The first Valentine’s Day my wife and I shared as a married couple wasn’t exactly the romantic interlude we had anticipated. Since we didn’t have much money, she planned to pick up some takeout on the way home from work, and I intended to clean our small apartment to surprise her. But when I got home, I found a bigger mess than I expected. Our two dogs had gotten into a large bag of chocolates, and our floors were covered with diarrhea.
When my wife arrived home, I ran outside to prepare her for what she’d encounter inside. But before I could open my mouth, she blurted out that she had ruined our evening. She’d hit a pothole driving home, and our dinner had toppled onto the car’s floorboard. Between the doggy doo and the ruined food, our first Valentine’s Day was a total disaster.
For some, Valentine’s Day is about sweeping gestures and declarations of love. That’s why it can come with big expectations and even bigger pressures that set up couples for trouble. In our quest to hit a romantic grand slam on this special day, we may try to find the perfect gift, reserve a table for two at a trendy restaurant or throw in an exquisite combination of romantic gestures to make our spouse fall for us all over again. That’s a lot of pressure for a made-up holiday in the dead of winter!

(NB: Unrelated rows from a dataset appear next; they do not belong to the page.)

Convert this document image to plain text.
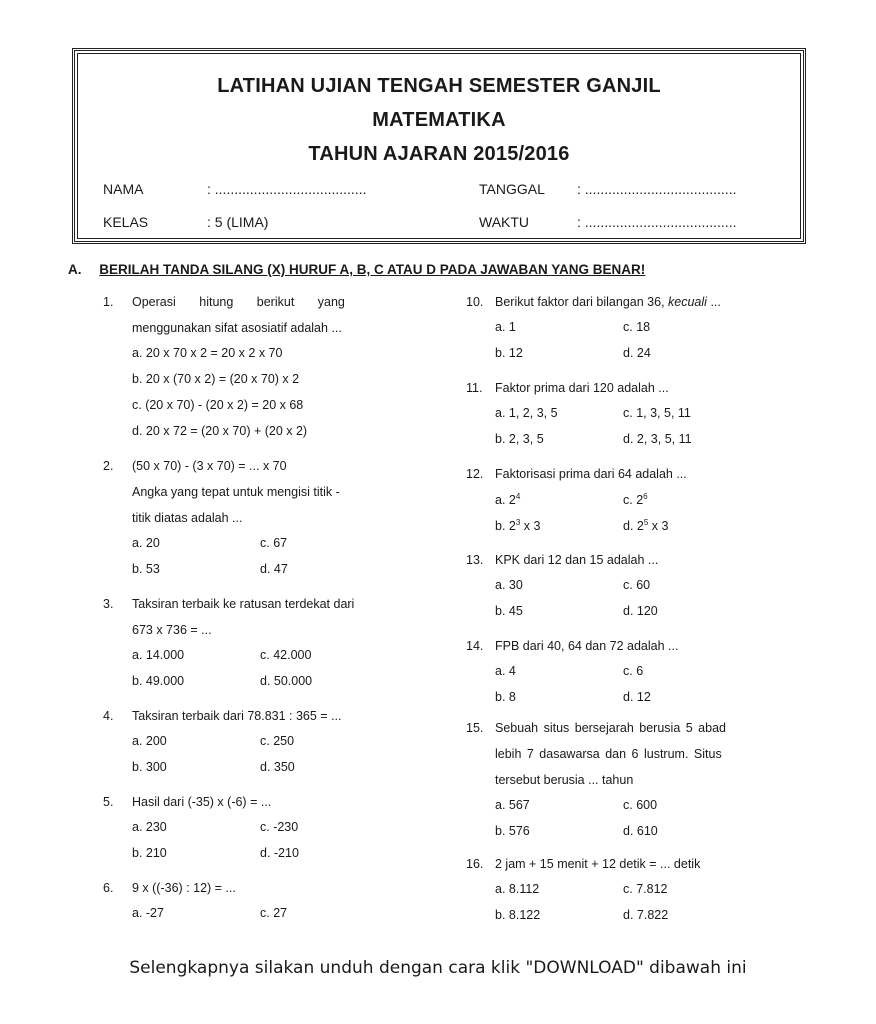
LATIHAN UJIAN TENGAH SEMESTER GANJIL
MATEMATIKA
TAHUN AJARAN 2015/2016
NAMA	: .......................................	TANGGAL : .......................................
KELAS	: 5 (LIMA)	WAKTU	: .......................................
A. BERILAH TANDA SILANG (X) HURUF A, B, C ATAU D PADA JAWABAN YANG BENAR!
1. Operasi hitung berikut yang
menggunakan sifat asosiatif adalah ...
a. 20 x 70 x 2 = 20 x 2 x 70
b. 20 x (70 x 2) = (20 x 70) x 2
c. (20 x 70) - (20 x 2) = 20 x 68
d. 20 x 72 = (20 x 70) + (20 x 2)
2. (50 x 70) - (3 x 70) = ... x 70
Angka yang tepat untuk mengisi titik -
titik diatas adalah ...
a. 20	c. 67
b. 53	d. 47
3. Taksiran terbaik ke ratusan terdekat dari
673 x 736 = ...
a. 14.000	c. 42.000
b. 49.000	d. 50.000
4. Taksiran terbaik dari 78.831 : 365 = ...
a. 200	c. 250
b. 300	d. 350
5. Hasil dari (-35) x (-6) = ...
a. 230	c. -230
b. 210	d. -210
6. 9 x ((-36) : 12) = ...
a. -27	c. 27
10. Berikut faktor dari bilangan 36, kecuali ...
a. 1	c. 18
b. 12	d. 24
11. Faktor prima dari 120 adalah ...
a. 1, 2, 3, 5	c. 1, 3, 5, 11
b. 2, 3, 5	d. 2, 3, 5, 11
12. Faktorisasi prima dari 64 adalah ...
a. $2^4$	c. $2^6$
b. $2^3$ x 3	d. $2^5$ x 3
13. KPK dari 12 dan 15 adalah ...
a. 30	c. 60
b. 45	d. 120
14. FPB dari 40, 64 dan 72 adalah ...
a. 4	c. 6
b. 8	d. 12
15. Sebuah situs bersejarah berusia 5 abad
lebih 7 dasawarsa dan 6 lustrum. Situs
tersebut berusia ... tahun
a. 567	c. 600
b. 576	d. 610
16. 2 jam + 15 menit + 12 detik = ... detik
a. 8.112	c. 7.812
b. 8.122	d. 7.822
Selengkapnya silakan unduh dengan cara klik "DOWNLOAD" dibawah ini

Romantic plans can often end up in disappointment and conflict when the unexpected happens. To avoid these kinds of pitfalls, get on the same page as a couple. Here are three ways you can tame Valentine’s Day tensions and manage expectations:
A few weeks before the big day, talk about your hopes and expectations for the evening. To get the conversations started, ask each other these questions:
- Do we want the evening to be extra special or just a low-key night together?
- Do we want to celebrate on Valentine’s Day or on a day when restaurants are less crowded and chocolate is discounted?
- Do we want to exchange gifts we can afford or splurge on things each of us has always wanted?
- What gestures say, “I love you,” to each of us?
Regardless of how the evening turns out, paving the way ahead of time will help you avoid the potholes that can ruin your time together.
Shift your focus
As Feb. 14 approaches, we’re inundated with romantic images of smiling couples on social media and nonstop TV commercials for fine jewelry, lingerie, floral bouquets and chocolate. The message is that if we really love our spouse, we’ll shower our chosen one with expensive gifts and Hollywood-style romantic gestures.
God’s definition of love is found in 1 Corinthians 13: “Love is patient and kind; love does not envy or boast; it is not arrogant or rude. It does not insist on its own way; it is not irritable or resentful; it does not rejoice at wrongdoing, but rejoices with the truth. Love bears all things, believes all things, hopes all things, endures all things” (verses 4-7).
The world promotes a warped definition of love that focuses on external beauty and worth rather than the inner qualities God values most. Shifting your focus from the world’s distorted view to God’s perspective can help neutralize the Valentine’s Day pressures so you can enjoy time with your spouse.
Simplify your celebration
There are many practical ways to simplify your celebration so it’s more meaningful and less hectic. Here are some ideas:
- Celebrate on a different day.
- Set guidelines for gift-giving.
- Let go of perfectionism and unrealistic expectations.
- Stay off social media and tune out TV commercials.
- Prepare for child care in advance.
- Plan an activity you both enjoy.
- List the qualities you love about each other. Then share them on the day you celebrate.
Above all, keep in mind that the quality of your relationship isn’t measured by the outcome of one day. Don’t let ruined dinners and soiled carpets distract you from what really matters. And whatever you end up doing to celebrate Valentine’s Day, do it with love and for your spouse.